The bulky, heavy writing medium of the pre-paper Han bureaucracy, bound with cord into scrolls; paper gradually displaced it over the following centuries.

WHAT IT REPLACED
  • Displaced by: Cai Lun's refined paper

700-1200 CE

Paper's Slow Journey West

Papermaking technology spread only gradually beyond China. It reached the Silk Road oasis city of Samarkand by around 700 CE, traditionally said to have arrived with Chinese papermakers captured after the Battle of Talas in 751 CE, fought between Tang Chinese and Abbasid Arab forces in Central Asia, though scholars note the craft may have been diffusing into the region before that battle as well. From Samarkand, papermaking moved on to Baghdad by the 8th century and to Damascus, Egypt, and Morocco by the 10th century. Export of Middle Eastern paper into Byzantium and parts of Europe began in the 10th and 11th centuries, but the craft itself was not established in Spain and Italy until the 12th century - nearly a thousand years after Cai Lun refined the process in Luoyang.

Paper's Slow Journey West

Global Reach Today

An Invention Still Underpinning Modern Life

Nearly two thousand years after Cai Lun refined it, the writing surface he helped standardize remains a foundation of the modern world in forms he could not have imagined: according to industry data compiled by Statista, global production of paper and paperboard exceeded 400 million metric tons in 2023, spanning everything from packaging and printing paper to hygiene products, with packaging grades alone accounting for roughly 259 million metric tons of that total.

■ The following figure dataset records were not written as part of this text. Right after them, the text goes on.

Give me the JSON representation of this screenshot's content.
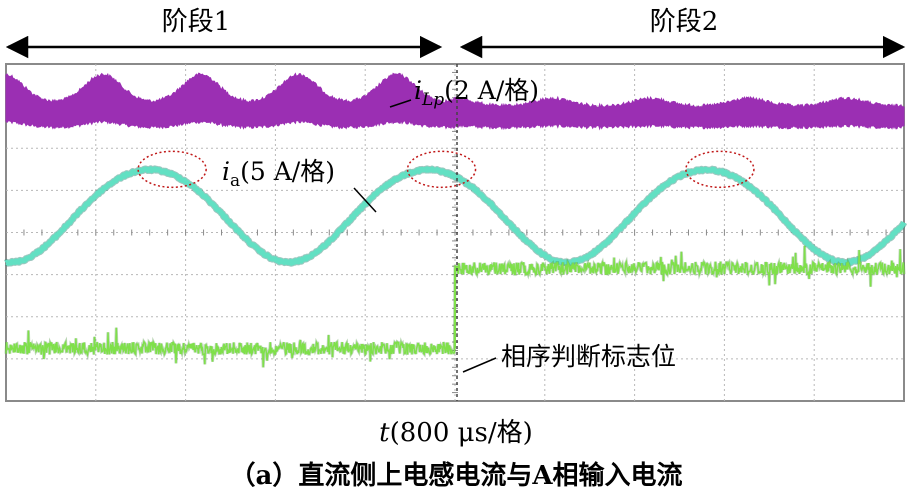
{
  "stage_labels": {
    "stage1": "阶段1",
    "stage2": "阶段2"
  },
  "time_label": {
    "var": "t",
    "text": "(800 μs/格)"
  },
  "caption": "（a）直流侧上电感电流与A相输入电流",
  "colors": {
    "background": "#ffffff",
    "grid": "#b8b8b8",
    "frame": "#8a8a8a",
    "iLp": "#9b2fb3",
    "ia": "#62e0c3",
    "flag": "#7fe04a",
    "flag_dark": "#3d8a2e",
    "ellipse": "#c01818"
  },
  "chart_data": {
    "type": "line",
    "title": "",
    "xlabel": "t(800 μs/格)",
    "ylabel": "",
    "x_divisions": 10,
    "y_divisions": 8,
    "grid": true,
    "stage_boundary_div": 5.0,
    "series": [
      {
        "name": "iLp",
        "label_var": "i",
        "label_sub": "Lp",
        "label_scale": "(2 A/格)",
        "kind": "band",
        "color": "#9b2fb3",
        "stage1": {
          "baseline_div": 1.2,
          "half_width_div": 0.3,
          "peak_div": 0.65,
          "peak_period_div": 1.09,
          "first_peak_div": 1.08
        },
        "stage2": {
          "baseline_div": 1.25,
          "half_width_div": 0.25,
          "peak_div": 0.18,
          "peak_period_div": 1.09,
          "first_peak_div": 5.0
        }
      },
      {
        "name": "ia",
        "label_var": "i",
        "label_sub": "a",
        "label_scale": "(5 A/格)",
        "kind": "sine",
        "color": "#62e0c3",
        "center_div": 3.55,
        "amplitude_div": 1.1,
        "period_div": 3.1,
        "first_max_div": 1.6
      },
      {
        "name": "相序判断标志位",
        "kind": "step",
        "color": "#7fe04a",
        "stage1_level_div": 6.75,
        "stage2_level_div": 4.85,
        "noise_div": 0.15
      }
    ],
    "annotations": [
      {
        "type": "ellipse",
        "at_div": 1.85
      },
      {
        "type": "ellipse",
        "at_div": 4.85
      },
      {
        "type": "ellipse",
        "at_div": 7.95
      }
    ]
  }
}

Long before that industrial scale was reached, the affordability of paper relative to silk or bamboo was itself a democratizing force: it lowered the cost of copying and preserving texts, supported the growth of the Chinese imperial examination system's paperwork, and, once the technology reached the Islamic world and then Europe, provided the writing surface without which Gutenberg's printing press - ranked one place below Cai Lun by Michael Hart - would have had nothing to print on at any scale.

Legacy

Why Number Seven

In Michael Hart's The 100: A Ranking of the Most Influential Persons in History, Cai Lun is placed 7th, ahead of Johannes Gutenberg, Christopher Columbus, Albert Einstein, and Charles Darwin. Hart's ranking system rewards actions that most changed the course of history rather than personal greatness, and by that measure he judged a workable, low-cost paper more foundational than the press that would later print on it: movable type printing, global exploration, and modern science all depended on having an affordable medium to record and transmit information in the first place.

Cai Lun's own life ended in disgrace and forced suicide, a fate common enough among Han court eunuchs caught on the losing side of palace politics. But the recipe he standardized in 105 CE outlived the dynasty that employed him by more than a millennium, spreading slowly west along the Silk Road until it reached Europe and, centuries later, met Gutenberg's press - pairing two of history's most consequential inventions into the print culture that followed.